Il y a déjà un grand mois que je suis en vacances, et le temps qui va si vite ne me permettra pas, non plus, cette année de vous embrasser, à moins que je n’aille vous trouver dans votre Bretagne et vous emmener avec moi visiter le prieuré de Solesmes.

Cette idée n’est peut-être pas aussi inexécutable que vous pourriez le penser. Je vous dirai entre nous, mais absolument entre nous, que je ne pense guère retourner au Séminaire de Montpellier. Je ne me proposais d’y rester qu’un an, et j’y suis demeuré près d’un an et demi. J’y ai pris une partie de ce que j’y suis allé chercher, mais je suis à peu près convaincu de la nécessité de n’y plus retourner. Où irai-je? C’est ce que je cherche en ce moment. Peut-être à Solesmes, pour quelques années seulement, bien entendu.

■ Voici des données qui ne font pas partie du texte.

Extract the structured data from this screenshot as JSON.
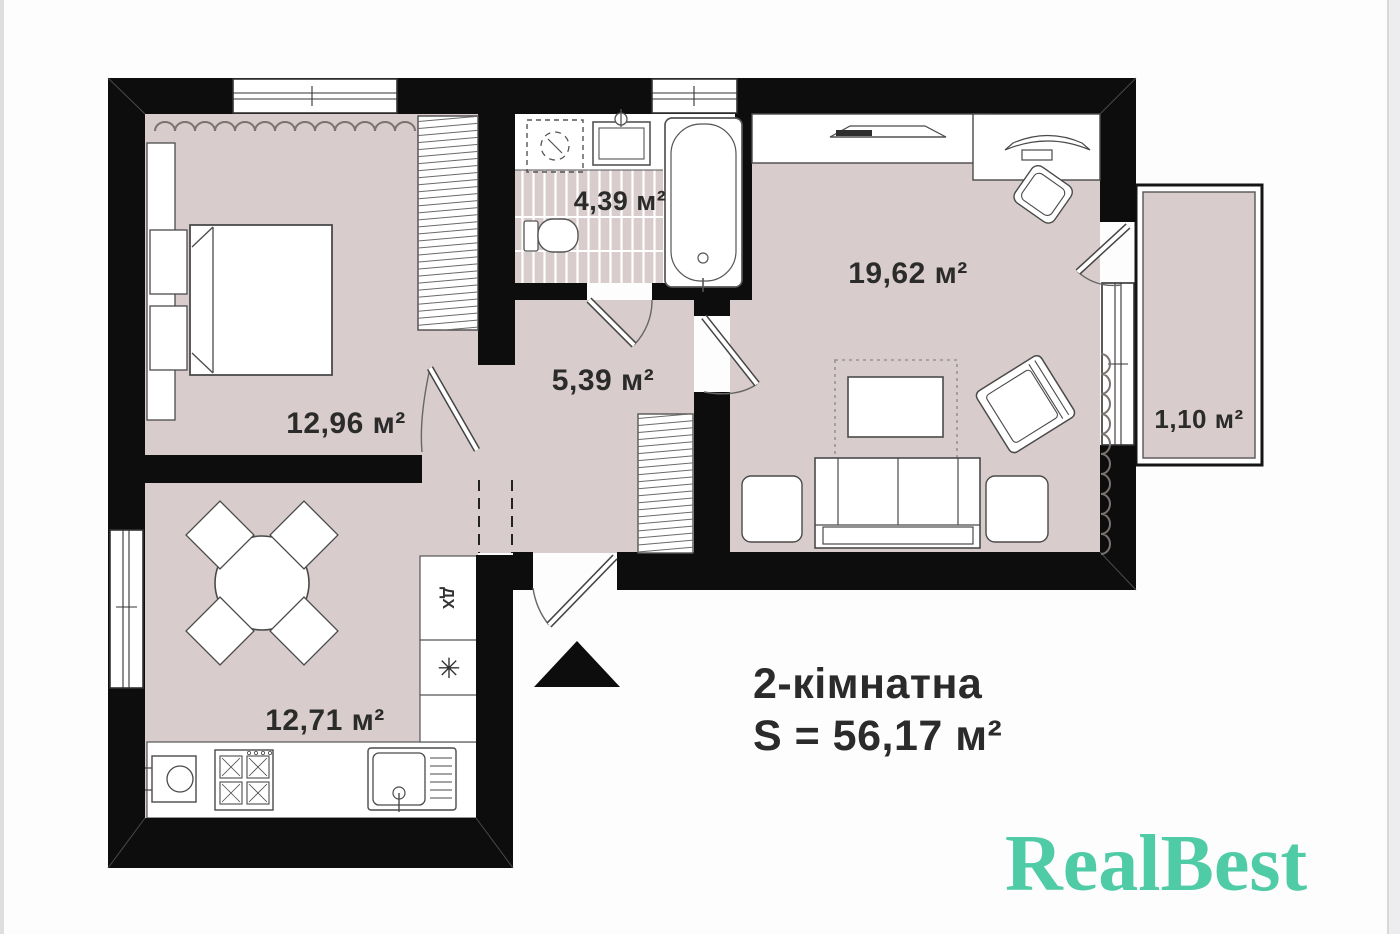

Daubrée me presse beaucoup d’aller continuer mes études auprès de lui. Peut-être profiterai-je de l’invitation de M. de Salinis, qui m’a offert une retraite à Juilly. J’ai encore quelques établissements en vue, mais ce qui est le plus certain, c’est que je ne recommencerai pas une nouvelle année dans le Séminaire de Montpellier. Comme je veux tout faire avec poids et mesure, je prends des informations partout où je puis en trouver. On m’a parlé d’aller à Rome, où probablement, avant un an, je recevrais les ordres; mais je ne suis pas pressé de les recevoir encore. Mon évêque voudra m’employer, dès que je serai ordonné, et je sens la nécessité de me préparer longtemps encore par l’étude.

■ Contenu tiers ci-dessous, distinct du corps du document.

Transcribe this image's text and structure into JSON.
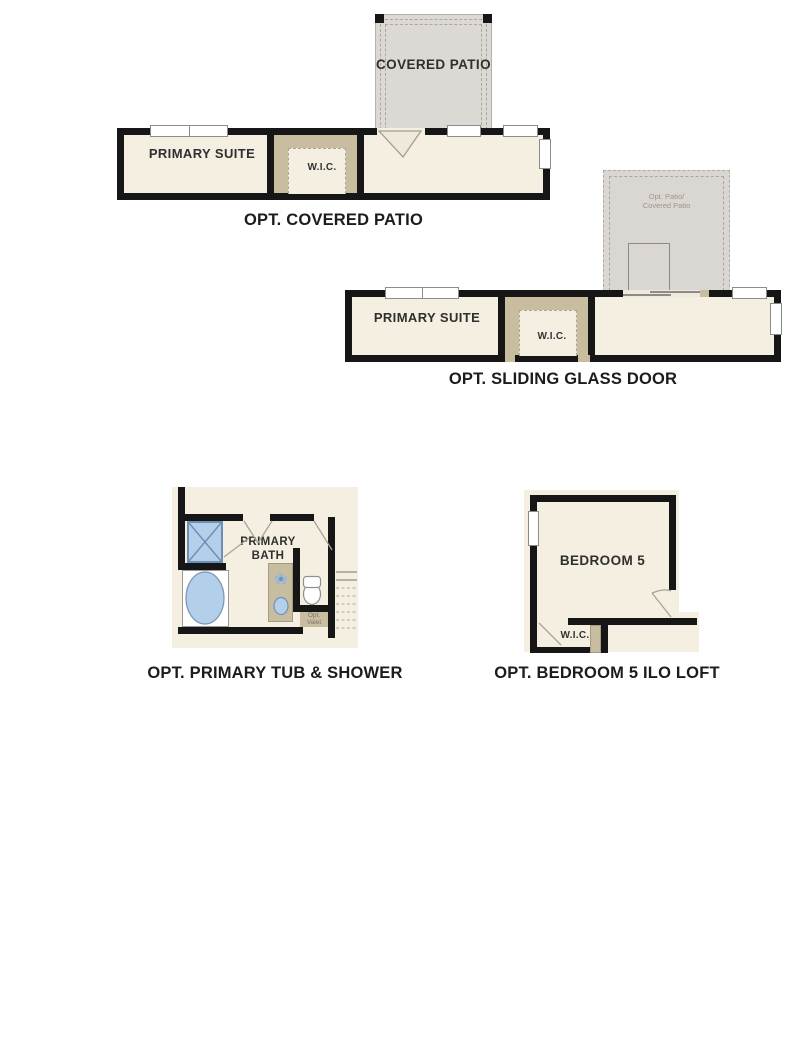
{
  "document": {
    "type": "floor-plan-option-sheet",
    "background": "#ffffff"
  },
  "colors": {
    "wall": "#161616",
    "room_fill": "#f4efe1",
    "closet_tan": "#c9bda0",
    "patio_gray": "#dcd8d3",
    "patio_gray_light": "#dad7d2",
    "fixture_blue": "#b3cfe9",
    "fixture_blue_line": "#6d8fb3",
    "door_line_gray": "#a8a298",
    "caption_text": "#1c1c1c",
    "faint_text": "#9b968c"
  },
  "plans": [
    {
      "id": "covered-patio",
      "caption": "OPT. COVERED PATIO",
      "outdoor": "COVERED PATIO",
      "rooms": [
        "PRIMARY SUITE",
        "W.I.C."
      ]
    },
    {
      "id": "sliding-glass-door",
      "caption": "OPT. SLIDING GLASS DOOR",
      "outdoor_line1": "Opt. Patio/",
      "outdoor_line2": "Covered Patio",
      "rooms": [
        "PRIMARY SUITE",
        "W.I.C."
      ]
    },
    {
      "id": "primary-tub-shower",
      "caption": "OPT. PRIMARY TUB & SHOWER",
      "room": "PRIMARY BATH",
      "note_line1": "Opt.",
      "note_line2": "Valet"
    },
    {
      "id": "bedroom5-ilo-loft",
      "caption": "OPT. BEDROOM 5 ILO LOFT",
      "rooms": [
        "BEDROOM 5",
        "W.I.C."
      ]
    }
  ]
}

Il serait donc fort possible que je n’attendisse pas votre visite et que j’allasse le premier vous faire la mienne. Quelle joie ce me serait de vous revoir après trois longues années! Nous aurions bien des choses à nous dire. Je vous assure que je ferai tout ce qui dépendra de moi pour me rapprocher de votre Armorique, et, ou les choses changeront, ou je n’aurai pas de grands obstacles à lever pour faire une excursion jusqu’à Nantes.

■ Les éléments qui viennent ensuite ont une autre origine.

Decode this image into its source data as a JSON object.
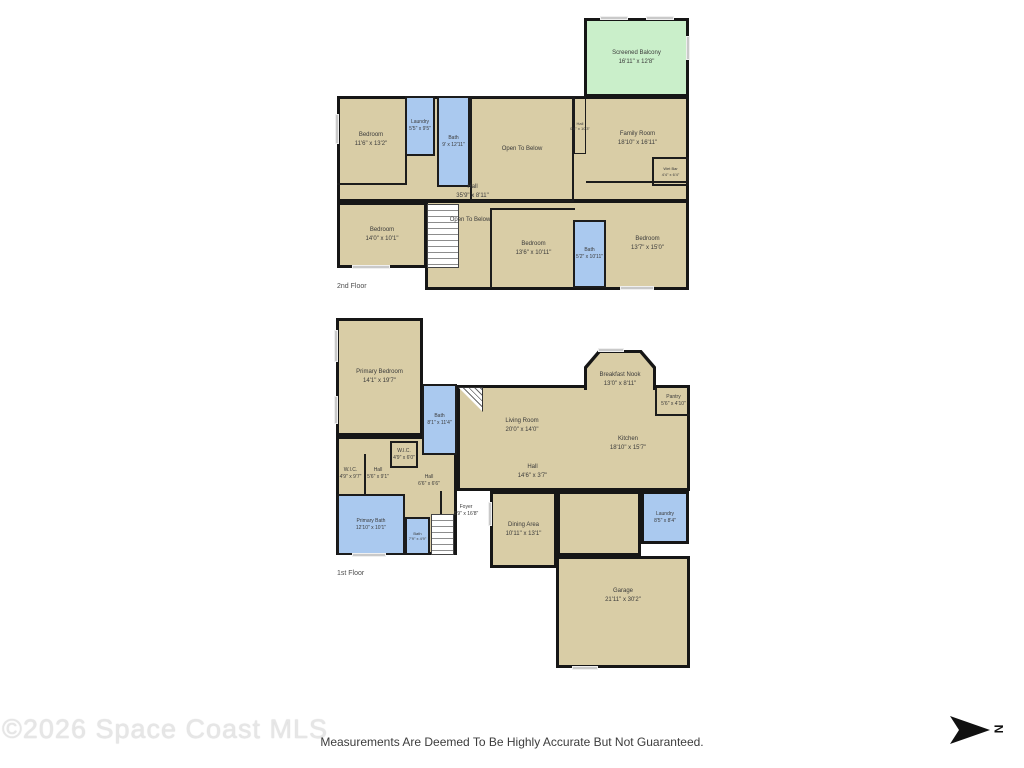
{
  "colors": {
    "floor_fill": "#d9cda6",
    "wet_room_fill": "#aac9ef",
    "balcony_fill": "#caefca",
    "wall": "#161616",
    "window": "#c9c9c9",
    "label_text": "#3b3b3b"
  },
  "floors": [
    {
      "name": "2nd Floor",
      "rooms": [
        {
          "label": "Screened Balcony",
          "dims": "16'11\" x 12'8\""
        },
        {
          "label": "Bedroom",
          "dims": "11'6\" x 13'2\""
        },
        {
          "label": "Laundry",
          "dims": "5'5\" x 9'5\""
        },
        {
          "label": "Bath",
          "dims": "9' x 12'11\""
        },
        {
          "label": "Open To Below",
          "dims": ""
        },
        {
          "label": "Hall",
          "dims": "0'8\" x 10'3\""
        },
        {
          "label": "Family Room",
          "dims": "18'10\" x 16'11\""
        },
        {
          "label": "Wet Bar",
          "dims": "4'4\" x 6'4\""
        },
        {
          "label": "Hall",
          "dims": "35'9\" x 8'11\""
        },
        {
          "label": "Open To Below",
          "dims": ""
        },
        {
          "label": "Bedroom",
          "dims": "14'0\" x 10'1\""
        },
        {
          "label": "Bedroom",
          "dims": "13'6\" x 10'11\""
        },
        {
          "label": "Bath",
          "dims": "5'2\" x 10'11\""
        },
        {
          "label": "Bedroom",
          "dims": "13'7\" x 15'0\""
        }
      ]
    },
    {
      "name": "1st Floor",
      "rooms": [
        {
          "label": "Primary Bedroom",
          "dims": "14'1\" x 19'7\""
        },
        {
          "label": "Bath",
          "dims": "8'1\" x 11'4\""
        },
        {
          "label": "Living Room",
          "dims": "20'0\" x 14'0\""
        },
        {
          "label": "Breakfast Nook",
          "dims": "13'0\" x 8'11\""
        },
        {
          "label": "Pantry",
          "dims": "5'6\" x 4'10\""
        },
        {
          "label": "Kitchen",
          "dims": "18'10\" x 15'7\""
        },
        {
          "label": "W.I.C.",
          "dims": "4'9\" x 9'7\""
        },
        {
          "label": "Hall",
          "dims": "5'6\" x 9'1\""
        },
        {
          "label": "W.I.C.",
          "dims": "4'9\" x 6'0\""
        },
        {
          "label": "Hall",
          "dims": "6'6\" x 6'6\""
        },
        {
          "label": "Foyer",
          "dims": "8'9\" x 16'8\""
        },
        {
          "label": "Primary Bath",
          "dims": "12'10\" x 10'1\""
        },
        {
          "label": "Bath",
          "dims": "7'9\" x 4'9\""
        },
        {
          "label": "Hall",
          "dims": "14'6\" x 3'7\""
        },
        {
          "label": "Dining Area",
          "dims": "10'11\" x 13'1\""
        },
        {
          "label": "Laundry",
          "dims": "8'5\" x 8'4\""
        },
        {
          "label": "Garage",
          "dims": "21'11\" x 30'2\""
        }
      ]
    }
  ],
  "footer": {
    "watermark": "©2026 Space Coast MLS",
    "disclaimer": "Measurements Are Deemed To Be Highly Accurate But Not Guaranteed.",
    "north_label": "N"
  }
}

J’ai reçu hier une lettre de du Lac: il m’y donne quelques détails intéressants sur la position du P. Rozaven(1), sur tout ce qu’il fait pour pousser le Pape à condamner l’abbé de la Mennais; et sur l’inutilité de ses efforts. Le bref de Grégoire XVI à l’archevêque de Toulouse ne saurait être considéré comme une condamnation. Les craintes que le Pape témoigne sont toutes naturelles. Le P. Rozaven a été jusqu’à lui faire croire que l’abbé de la Mennais fournissait les articles révolutionnaires imprimés dans les journaux italiens. Ce fait est parfaitement sûr. C’est le Pape lui-même qui l’a dit à un prêtre, arrive depuis peu de Rome et par qui j’avais connu l’existence du Bref, avant qu’il fût publié.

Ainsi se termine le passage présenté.